Во время прогулки Тарвин начал расспрашивать ее о Топазе. Не случилось ли там чего за время его отсутствия? Не произошло ли там каких перемен? Как выглядел этот милый его сердцу городок в день ее отъезда?
Кейт напомнила, что уехала всего через три дня после Тарвина.

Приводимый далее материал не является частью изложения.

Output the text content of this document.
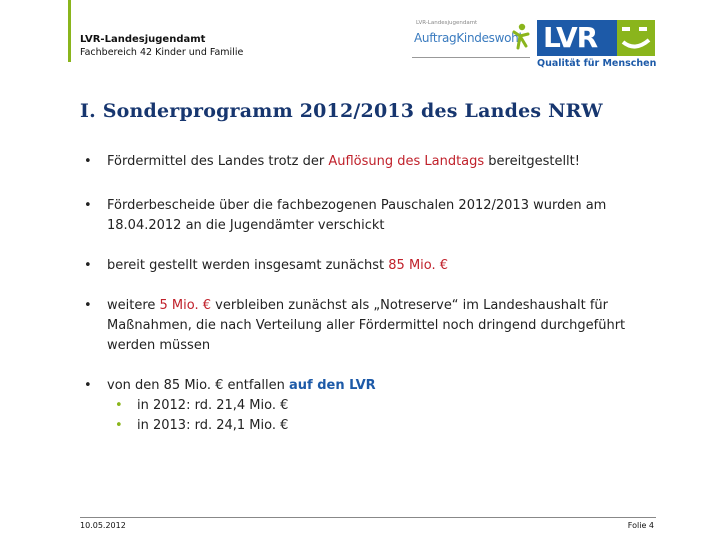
LVR-Landesjugendamt
Fachbereich 42 Kinder und Familie
LVR-Landesjugendamt
AuftragKindeswohl LVR
Qualität für Menschen
I. Sonderprogramm 2012/2013 des Landes NRW
• Fördermittel des Landes trotz der Auflösung des Landtags bereitgestellt!
• Förderbescheide über die fachbezogenen Pauschalen 2012/2013 wurden am 18.04.2012 an die Jugendämter verschickt
• bereit gestellt werden insgesamt zunächst 85 Mio. €
• weitere 5 Mio. € verbleiben zunächst als „Notreserve“ im Landeshaushalt für Maßnahmen, die nach Verteilung aller Fördermittel noch dringend durchgeführt werden müssen
• von den 85 Mio. € entfallen auf den LVR
• in 2012: rd. 21,4 Mio. €
• in 2013: rd. 24,1 Mio. €
10.05.2012	Folie 4
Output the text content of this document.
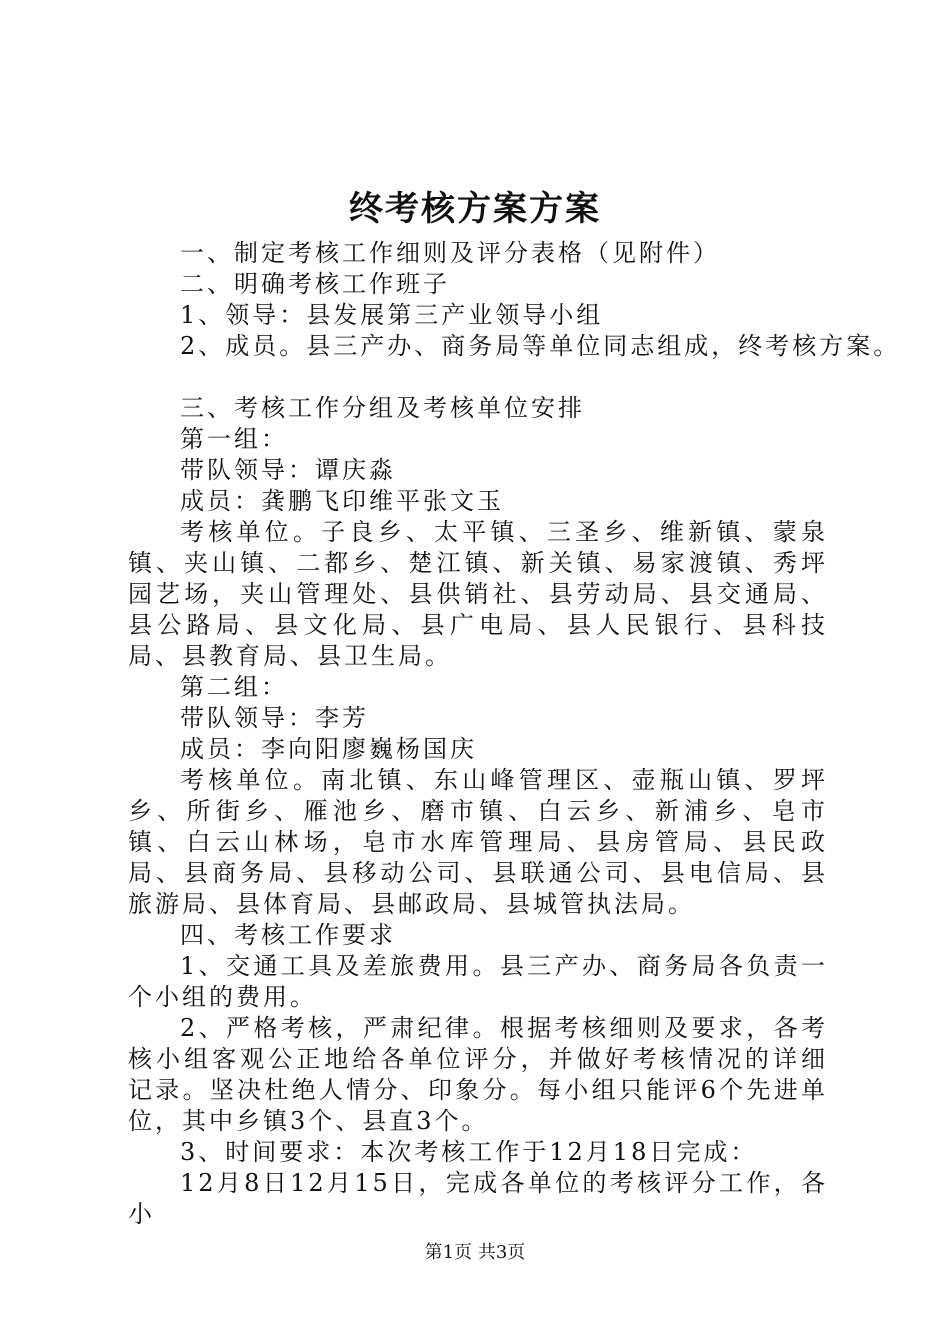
终考核方案方案

一、制定考核工作细则及评分表格（见附件）

二、明确考核工作班子

1、领导：县发展第三产业领导小组

2、成员。县三产办、商务局等单位同志组成，终考核方案。

三、考核工作分组及考核单位安排

第一组：

带队领导：谭庆淼

成员：龚鹏飞印维平张文玉

考核单位。子良乡、太平镇、三圣乡、维新镇、蒙泉镇、夹山镇、二都乡、楚江镇、新关镇、易家渡镇、秀坪园艺场，夹山管理处、县供销社、县劳动局、县交通局、县公路局、县文化局、县广电局、县人民银行、县科技局、县教育局、县卫生局。

第二组：

带队领导：李芳

成员：李向阳廖巍杨国庆

考核单位。南北镇、东山峰管理区、壶瓶山镇、罗坪乡、所街乡、雁池乡、磨市镇、白云乡、新浦乡、皂市镇、白云山林场，皂市水库管理局、县房管局、县民政局、县商务局、县移动公司、县联通公司、县电信局、县旅游局、县体育局、县邮政局、县城管执法局。

四、考核工作要求

1、交通工具及差旅费用。县三产办、商务局各负责一个小组的费用。

2、严格考核，严肃纪律。根据考核细则及要求，各考核小组客观公正地给各单位评分，并做好考核情况的详细记录。坚决杜绝人情分、印象分。每小组只能评6个先进单位，其中乡镇3个、县直3个。

3、时间要求：本次考核工作于12月18日完成：

12月8日12月15日，完成各单位的考核评分工作，各小

第1页 共3页
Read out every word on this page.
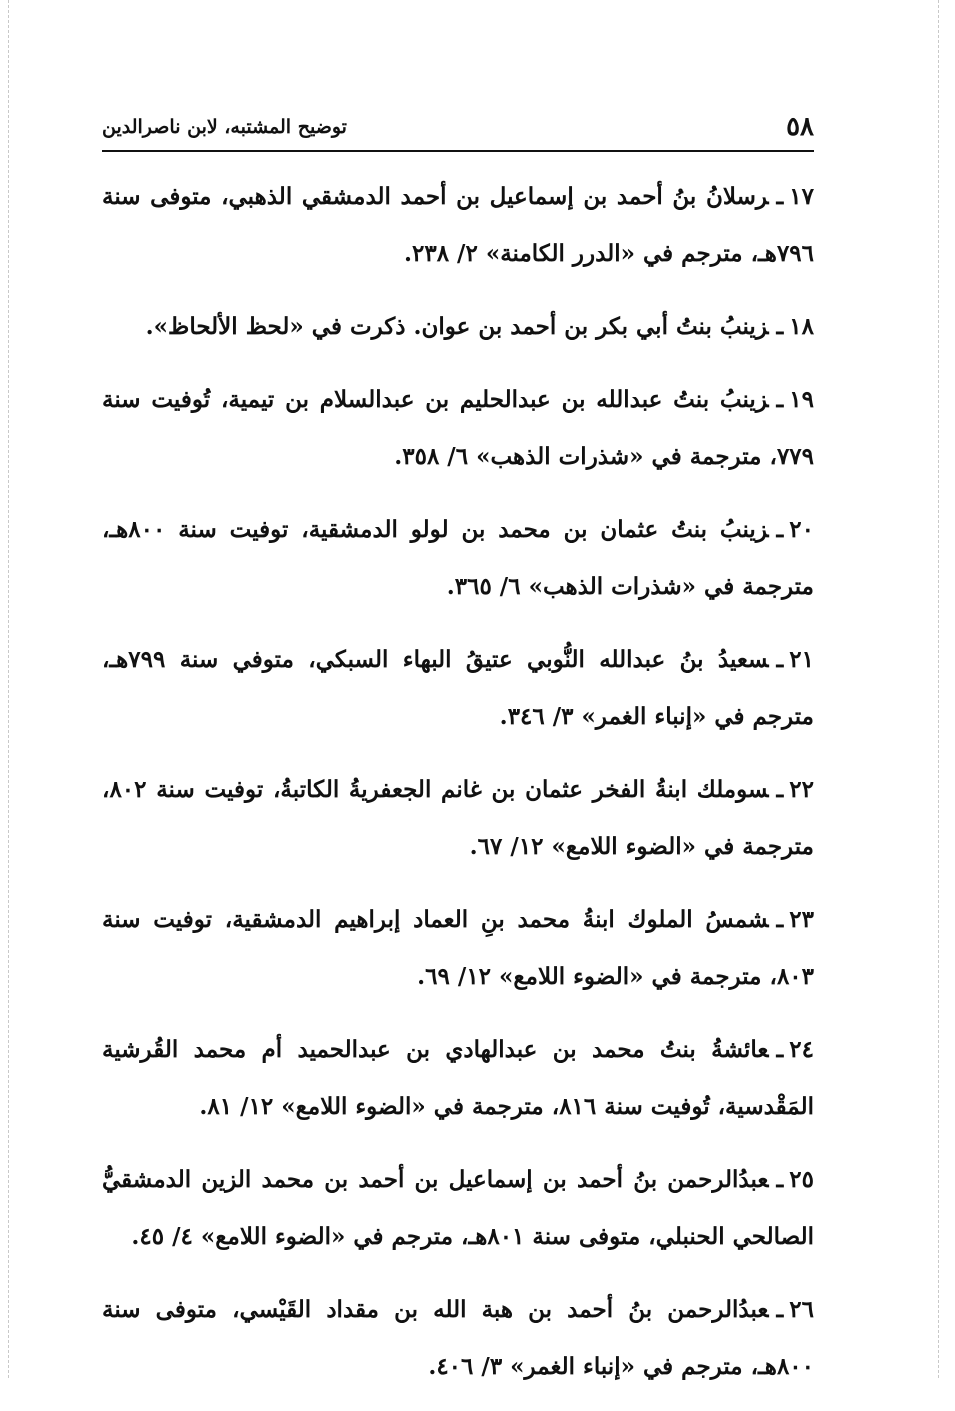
٥٨
توضيح المشتبه، لابن ناصرالدين

١٧ـرسلانُ بنُ أحمد بن إسماعيل بن أحمد الدمشقي الذهبي، متوفى سنة ٧٩٦هـ، مترجم في «الدرر الكامنة» ٢/ ٢٣٨.

١٨ـزينبُ بنتُ أبي بكر بن أحمد بن عوان. ذكرت في «لحظ الألحاظ».

١٩ـزينبُ بنتُ عبدالله بن عبدالحليم بن عبدالسلام بن تيمية، تُوفيت سنة ٧٧٩، مترجمة في «شذرات الذهب» ٦/ ٣٥٨.

٢٠ـزينبُ بنتُ عثمان بن محمد بن لولو الدمشقية، توفيت سنة ٨٠٠هـ، مترجمة في «شذرات الذهب» ٦/ ٣٦٥.

٢١ـسعيدُ بنُ عبدالله النُّوبي عتيقُ البهاء السبكي، متوفي سنة ٧٩٩هـ، مترجم في «إنباء الغمر» ٣/ ٣٤٦.

٢٢ـسوملك ابنةُ الفخر عثمان بن غانم الجعفريةُ الكاتبةُ، توفيت سنة ٨٠٢، مترجمة في «الضوء اللامع» ١٢/ ٦٧.

٢٣ـشمسُ الملوك ابنةُ محمد بنِ العماد إبراهيم الدمشقية، توفيت سنة ٨٠٣، مترجمة في «الضوء اللامع» ١٢/ ٦٩.

٢٤ـعائشةُ بنتُ محمد بن عبدالهادي بن عبدالحميد أم محمد القُرشية المَقْدسية، تُوفيت سنة ٨١٦، مترجمة في «الضوء اللامع» ١٢/ ٨١.

٢٥ـعبدُالرحمن بنُ أحمد بن إسماعيل بن أحمد بن محمد الزين الدمشقيُّ الصالحي الحنبلي، متوفى سنة ٨٠١هـ، مترجم في «الضوء اللامع» ٤/ ٤٥.

٢٦ـعبدُالرحمن بنُ أحمد بن هبة الله بن مقداد القَيْسي، متوفى سنة ٨٠٠هـ، مترجم في «إنباء الغمر» ٣/ ٤٠٦.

- Три дня! В жизни растущего города это очень много.
Кейт улыбнулась.
- Я не заметила никаких перемен.
- Разве? Питере говорил, что через день после моего отъезда он начнет рыть котлован под строительство нового салуна на Джи-стрит; Парсонс должен был достать новую динамо-машину для городской электростанции; на Массачусетс-авеню предполагалось начать работы по нивелированию уклона, и на моем участке в двадцать акров было посажено первое дерево; аптекарь Кирни вставлял зеркальное стекло в свою витрину, и, наконец, я не удивлюсь, если еще до вашего отъезда Максим получил новые почтовые ящики из Меридена. И вы ничего не заметили.
Кейт покачала головой.
- Я думала в это время совсем о другом.
- Фу ты! А мне хотелось бы узнать об этом. Ну, да ладно. Пожалуй, нельзя ожидать слишком многого от женщины: чтобы она занималась своим делом да еще следила за тем, что делается в городе, - рассуждал он. Женщины сделаны из другого теста. И тем не менее лично я успевал вести предвыборную кампанию, занимаясь бизнесом - и сразу в нескольких местах, и, кроме того, у меня было еще одно личное дело. - Он весело взглянул на Кейт, которая подняла руку в знак предостережения. - Вы запрещаете говорить на эту тему? Я обещал вести себя хорошо и сдержу слово. Я только хотел сказать, что в нашем городе ничто не обходится без моего участия. А что вам говорили на прощанье отец и мать?
- Пожалуйста, Ник, давайте не будем об этом, - попросила Кейт.
- Ладно, не буду.
- Я просыпаюсь по ночам и думаю о маме. Это ужасно. В самую последнюю минуту, когда я уже вошла в вагон и махала им платком, я, наверное, все бросила бы и осталась, если бы кто-то сказал мне нужное слово - пусть даже ошибочное.
- О Господи! Почему там не было меня! - простонал Тарвин.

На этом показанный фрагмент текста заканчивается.